予防接種を受けたしるしを指につける、ボランティアスタッフ(パキスタン)
© UNICEF/NYHQ2011-2585/Asad Zaidi
ポリオの予防接種を受けたしるしを指につける、戸別訪問を行うボランティアスタッフ(パキスタン)

約30年前、ユニセフは各国政府や世界の保健分野のリーダーとともに、ポリオ撲滅を目指す民間パートナーシップ「世界ポリオ根絶計画」を立ち上げ、2018年までにポリオのない世界を実現するため、活動を進めてきました。
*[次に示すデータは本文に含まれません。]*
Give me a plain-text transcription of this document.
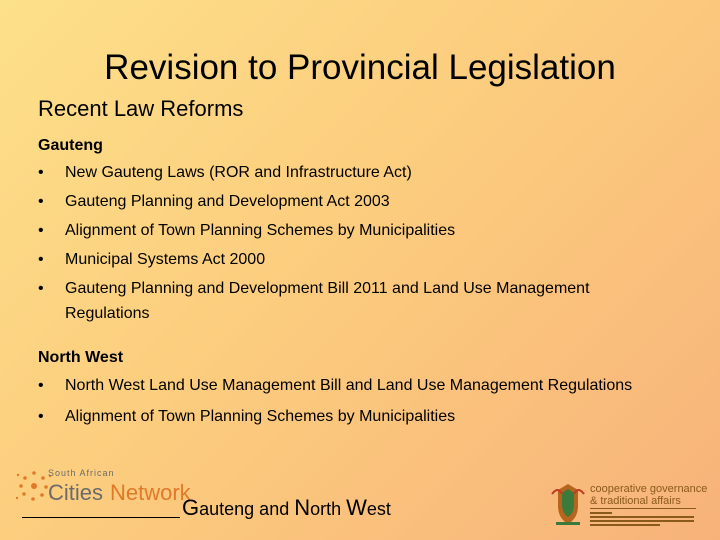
Revision to Provincial Legislation
Recent Law Reforms
Gauteng
•	New Gauteng Laws (ROR and Infrastructure Act)
•	Gauteng Planning and Development Act 2003
•	Alignment of Town Planning Schemes by Municipalities
•	Municipal Systems Act 2000
•	Gauteng Planning and Development Bill 2011 and Land Use Management Regulations
North West
•	North West Land Use Management Bill and Land Use Management Regulations
•	Alignment of Town Planning Schemes by Municipalities
South African
Cities Network
Gauteng and North West
cooperative governance
& traditional affairs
2018年までにポリオの根絶は可能なのかという質問に対し、クローリー首席アドバイザーは「根絶は可能だ」とかつて多くのポリオの感染が報告されていたにも関わらず、根絶を達成したインドを例に出して力強く述べました。

「当時専門家にインドのポリオの根絶は可能かと尋ねたら、多くはその人口や課題の多さから、『不可能だ』と答えていました。しかし今年のはじめ、インドはポリオの根絶を達成しました」と語るクローリー首席アドバイザーは、重要なのは、政府や国連機関、パートナー団体が強い意志を持ち、取り組みに力を注ぎ続けることだと訴えました。

ポリオは予防可能な病であり、予防接種でポリオで苦しむ子どもたちを減らすことができます。ユニセフは今後も国際社会と協力し、ポリオ根絶に向けて支援を続けていきます。